All About Eric

How many times can Eric Christen tearfully – and hollowly – resign as a board member overseeing Colorado Springs’ largest school district before voters finally oust him?And how many more photographs of Christen-sans-shirt will we have to endure before he realizes that it is really way more appropriate for school board members  to appear fully dressed pretty much at all times?

These are just two questions that parents and teachers and voters are pondering as they head into the final stretch of what has been a thoroughly messy and drama-filled upcoming Dec. 12 recall election directed at Christen – who for all of his threats to quit (is it four or five, or six times now?) refuses to actually leave. Sandy Shakes, the past board president who can’t seem to figure out who to align herself with, is also targeted for recall.

Christen’s contradictions, and his angry outbursts, underscore the madness that has for the past three years permeated an increasingly urban school district of 30,000 students. 

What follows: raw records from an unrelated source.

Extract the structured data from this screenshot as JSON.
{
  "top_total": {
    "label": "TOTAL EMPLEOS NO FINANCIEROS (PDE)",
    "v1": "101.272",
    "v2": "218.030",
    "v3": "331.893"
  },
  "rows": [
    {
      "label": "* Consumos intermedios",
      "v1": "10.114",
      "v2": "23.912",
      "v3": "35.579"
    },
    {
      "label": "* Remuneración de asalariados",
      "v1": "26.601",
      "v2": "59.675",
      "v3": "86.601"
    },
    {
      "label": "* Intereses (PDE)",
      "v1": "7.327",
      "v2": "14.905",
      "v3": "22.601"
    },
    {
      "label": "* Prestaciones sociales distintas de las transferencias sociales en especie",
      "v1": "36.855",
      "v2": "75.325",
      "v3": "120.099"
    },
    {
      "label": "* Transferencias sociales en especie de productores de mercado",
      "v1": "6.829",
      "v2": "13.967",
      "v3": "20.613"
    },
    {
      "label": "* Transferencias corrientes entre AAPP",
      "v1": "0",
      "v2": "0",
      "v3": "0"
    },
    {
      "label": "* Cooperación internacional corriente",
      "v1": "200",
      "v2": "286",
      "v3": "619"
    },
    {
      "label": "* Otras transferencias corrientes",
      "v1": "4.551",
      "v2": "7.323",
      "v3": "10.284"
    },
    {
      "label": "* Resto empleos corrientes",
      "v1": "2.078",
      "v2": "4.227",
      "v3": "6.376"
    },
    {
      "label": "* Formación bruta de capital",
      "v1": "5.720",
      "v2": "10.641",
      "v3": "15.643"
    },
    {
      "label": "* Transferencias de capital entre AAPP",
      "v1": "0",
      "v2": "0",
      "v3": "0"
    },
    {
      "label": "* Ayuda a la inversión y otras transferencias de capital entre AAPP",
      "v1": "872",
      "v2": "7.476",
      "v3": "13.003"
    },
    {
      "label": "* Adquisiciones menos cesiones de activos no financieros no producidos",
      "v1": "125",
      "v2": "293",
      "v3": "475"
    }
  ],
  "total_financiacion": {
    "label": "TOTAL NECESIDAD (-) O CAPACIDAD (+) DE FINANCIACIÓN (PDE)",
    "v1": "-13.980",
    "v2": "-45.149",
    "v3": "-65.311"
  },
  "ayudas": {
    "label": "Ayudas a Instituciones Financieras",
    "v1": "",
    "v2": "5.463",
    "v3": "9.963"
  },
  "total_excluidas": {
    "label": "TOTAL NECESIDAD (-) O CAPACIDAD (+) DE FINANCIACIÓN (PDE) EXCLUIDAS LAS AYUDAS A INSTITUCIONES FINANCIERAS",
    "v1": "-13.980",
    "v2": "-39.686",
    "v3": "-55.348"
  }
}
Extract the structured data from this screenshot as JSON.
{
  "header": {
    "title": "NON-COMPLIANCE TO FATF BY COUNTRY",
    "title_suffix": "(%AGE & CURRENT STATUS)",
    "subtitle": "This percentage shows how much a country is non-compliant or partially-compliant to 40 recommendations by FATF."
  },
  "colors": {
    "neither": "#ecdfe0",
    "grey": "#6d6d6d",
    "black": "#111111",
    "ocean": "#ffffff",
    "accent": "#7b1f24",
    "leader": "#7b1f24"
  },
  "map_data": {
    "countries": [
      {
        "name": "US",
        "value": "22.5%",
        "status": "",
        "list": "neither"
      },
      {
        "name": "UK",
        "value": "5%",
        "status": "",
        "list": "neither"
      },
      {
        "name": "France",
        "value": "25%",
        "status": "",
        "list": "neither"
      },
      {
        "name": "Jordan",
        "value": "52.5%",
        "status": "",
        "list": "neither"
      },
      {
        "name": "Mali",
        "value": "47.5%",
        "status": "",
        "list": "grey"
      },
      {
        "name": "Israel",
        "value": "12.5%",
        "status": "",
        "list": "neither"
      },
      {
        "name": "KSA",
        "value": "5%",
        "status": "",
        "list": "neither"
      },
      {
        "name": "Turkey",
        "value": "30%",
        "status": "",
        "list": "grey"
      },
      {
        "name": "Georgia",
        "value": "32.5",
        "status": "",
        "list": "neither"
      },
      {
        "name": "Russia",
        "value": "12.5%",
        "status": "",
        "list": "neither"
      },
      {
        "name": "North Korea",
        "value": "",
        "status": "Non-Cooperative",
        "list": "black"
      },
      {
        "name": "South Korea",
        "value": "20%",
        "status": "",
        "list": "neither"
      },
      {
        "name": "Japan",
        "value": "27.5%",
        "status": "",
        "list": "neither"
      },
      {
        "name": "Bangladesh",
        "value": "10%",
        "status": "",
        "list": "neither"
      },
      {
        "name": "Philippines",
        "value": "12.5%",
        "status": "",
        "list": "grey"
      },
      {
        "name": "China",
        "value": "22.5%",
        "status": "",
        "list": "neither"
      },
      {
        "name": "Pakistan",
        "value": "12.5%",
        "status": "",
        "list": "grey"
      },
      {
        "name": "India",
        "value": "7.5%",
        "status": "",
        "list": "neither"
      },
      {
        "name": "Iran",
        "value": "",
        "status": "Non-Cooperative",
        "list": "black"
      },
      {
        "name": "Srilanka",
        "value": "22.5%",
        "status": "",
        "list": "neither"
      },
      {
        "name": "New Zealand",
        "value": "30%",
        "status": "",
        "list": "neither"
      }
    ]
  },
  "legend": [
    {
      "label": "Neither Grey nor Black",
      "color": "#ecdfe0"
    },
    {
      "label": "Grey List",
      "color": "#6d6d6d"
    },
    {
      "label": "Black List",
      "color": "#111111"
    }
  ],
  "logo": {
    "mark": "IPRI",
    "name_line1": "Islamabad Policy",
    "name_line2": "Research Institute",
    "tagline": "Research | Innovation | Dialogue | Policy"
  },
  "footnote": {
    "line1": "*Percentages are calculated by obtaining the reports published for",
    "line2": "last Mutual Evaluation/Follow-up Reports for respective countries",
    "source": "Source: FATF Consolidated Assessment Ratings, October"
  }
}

An aspiring model whose last-known day job is to bust unions in California, Christen does not believe that government should be involved in public education, which he has publicly proclaimed. Propped up by school voucher big money interests, he was elected in 2003 to the seven-member District 11 Board of Education anyway.

He, along with three others who call themselves “reformers,” seized the board majority; their sorts of reforms, however, caught the public by surprise.

Turns out “reform” translates to trying to obliterate the teachers’ union.

Reform means trying to secretly install school vouchers, with the help of a team of privately-paid consultants.

Reform translates to attempts to operate in utter secrecy, making decisions that affect the public school district, illegally at times, behind closed doors.

Reform means kicking Planned Parenthood out of the schools.

Turns out reform means acting like a schoolyard bully, ala Christen, or, in the case of board member Shakes, trying to exact revenge when things don’t go your way.

In June, after a majority of the board summarily fired its superintendent of a year, and handing her a $400,000 golden parachute, a group of community activists had enough. They gathered enough signatures to force a recall of Christen and Shakes. The ballots have gone out for the Dec. 12 mail election.

In his latest apparent effort to portray himself as a real human being, Christen set up a website all about, well, all about Eric. He can’t seem to help it. There’s lots of photos: Eric the Model (including the above photo, as well as a selection of other bulging pecs pics), Eric and his wife on the North Shore of Hawaii, Eric’s young son “Worshiping the Lord at school,” Eric on the school track team and Eric when he was… well, you get the picture. There’s a link to his blog site, called Barbarians at the Gate. There’s a link to Eric’s views, and his political history, and his personal history (according to him).

For her part, Shakes is lately laying low. But last week Christen announced, at a public forum, that he was quitting the school board, just in time for the voters to recall him in the $300,000 election. It’s at least the fourth time he has said he would quit – the first being immediately after he was elected. As Christen has not yet formally submitted his actual resignation to the board, recall organizers are calling it just one more of his publicity stunts.

Here’s a snippet from his letter:

“Right or wrong I have become a lightening rod and a distraction from the important issues facing our education system.  The defenders of the status quo want to make this about my ‘personality’ and private emails I have sent to board members.  They have left me phone messages that would make a sailor blush, sent me feces in the mail, and, most disgustingly, drug [sic] my family into their petty fight.”

Cara DeGette is a longtime editor and columnist at the Colorado Springs Independent.